The Bedazzler recommends that you either hand wash or use a lingerie bag for washing, and hang dry. I'm sorry, but that seems extremely inconvenient. 

I do have one, I have used it only once, and it was very difficult to get the design even. It's sorta like a stapler, never get the staple in the right place. You are also limited to their specific studs, whch is not a very good selection...

Anyway, we are going to play with the samples I have later today. If all goes well, I'll order more.


----------



## Girlzndollz (Oct 3, 2007)

I machine washed mine, still do.. and it's almost a year, no troubles. I don't follow the ginger wash instructions for heat transfers either. I don't see a point to it, most customers won't, so I want to see what they see.

The bedazzler also says the studs could rust if the shirts are left wet. I haven't had any issues with that either, but the possibility exists if they say it on the instructions.

I just didn't like the Bedazzler because the prongs stunk, placement was difficult as it seemed to jump a little when closing the prongs, they stuck out far, they "grabbed" the fabric with the prongs and I'd have to pull it back out to get the fabric to lie flat.. blah blah blah, haha.

There may be much better systems out there for pronged gems. I'm sure $15 for the tool and stones is probably a child's toy anyway. If going with prongs and studs, it's probably like anything else, you get what you pay for, and it's worth investing in the right tool for the job... I bet that makes all the difference. 

Let us know how your tests go with those samples... thanks for that.


----------



## Progeny (Jul 28, 2007)

To apply single hotfix stones/studs etc you can use a soldering iron, just touch the top of the stone lightly until you see the glue melt. It's very quick and easy but you have to be careful not to touch the garment otherwise it burns instantly.


----------



## Gunslinger (Aug 3, 2007)

Me and a soldering iron are an accident waiting to happen. BUT, I do have one of those cold soldering irons ... might be fun to test out with the studs, and safer for those of us clutzy types.

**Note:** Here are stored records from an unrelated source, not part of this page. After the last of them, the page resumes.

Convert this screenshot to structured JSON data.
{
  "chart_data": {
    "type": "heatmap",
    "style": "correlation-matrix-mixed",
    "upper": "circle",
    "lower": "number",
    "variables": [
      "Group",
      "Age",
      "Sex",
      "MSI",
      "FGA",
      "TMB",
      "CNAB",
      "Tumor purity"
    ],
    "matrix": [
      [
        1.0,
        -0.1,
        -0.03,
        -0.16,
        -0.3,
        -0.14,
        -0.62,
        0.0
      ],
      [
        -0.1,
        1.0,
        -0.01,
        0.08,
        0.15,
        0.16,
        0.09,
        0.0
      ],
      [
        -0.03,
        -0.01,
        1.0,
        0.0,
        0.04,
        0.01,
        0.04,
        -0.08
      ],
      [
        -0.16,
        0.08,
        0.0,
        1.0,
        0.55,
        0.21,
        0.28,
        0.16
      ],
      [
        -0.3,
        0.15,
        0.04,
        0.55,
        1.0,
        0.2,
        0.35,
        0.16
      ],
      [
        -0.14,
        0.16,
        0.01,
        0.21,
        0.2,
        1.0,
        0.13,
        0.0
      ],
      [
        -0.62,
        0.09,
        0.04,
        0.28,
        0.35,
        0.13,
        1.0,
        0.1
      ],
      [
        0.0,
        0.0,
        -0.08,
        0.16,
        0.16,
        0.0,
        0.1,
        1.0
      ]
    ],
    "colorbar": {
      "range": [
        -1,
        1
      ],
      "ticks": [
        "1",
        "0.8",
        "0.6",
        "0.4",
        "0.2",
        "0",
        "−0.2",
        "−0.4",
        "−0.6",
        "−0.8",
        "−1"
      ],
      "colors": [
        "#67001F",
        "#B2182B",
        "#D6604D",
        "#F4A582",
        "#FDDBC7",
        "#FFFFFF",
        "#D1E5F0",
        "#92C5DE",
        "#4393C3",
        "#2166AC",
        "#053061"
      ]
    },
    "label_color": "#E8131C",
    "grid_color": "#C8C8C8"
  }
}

I'll post if I have any success with it.


----------



## INEEDPARTZ (Jan 9, 2007)

So hotfix are studs too? Like i dont want rhinestones at al..i just want them big metal studs..so i dont need a machine i can use an iron?


----------



## lizziemaxine (Nov 14, 2007)

INEEDPARTZ said:


> So hotfix are studs too? Like i dont want rhinestones at al..i just want them big metal studs..so i dont need a machine i can use an iron?


Yes, you can get studs that are hotfix.


----------



## DTFuqua (Jun 26, 2008)

Its just an opinion since I don't use an iron but I don't think you'll get the secure fixation of the studs/rhinestones that you'll gt with a heat press. I believe you find a few if not a lot or all of them falling off. The iron just doesn't get up to the temprature that is recomended for the hot fix glue. Good luck.
Terry


----------



## Kleverrr1 (May 2, 2007)

I have done a few with a iron here at home for my kids with no problems. I think the iron gets to the needed temprature it just takes longer. In the instuction I (have) I ask them to apply heat for a minimum of 30 sec. let cool peel and then 10 sec. more as needed. Most of the people .... have had great results. I have had a couple people say it didn't say on all the way, but your always going to have people that just can't be pleased.


----------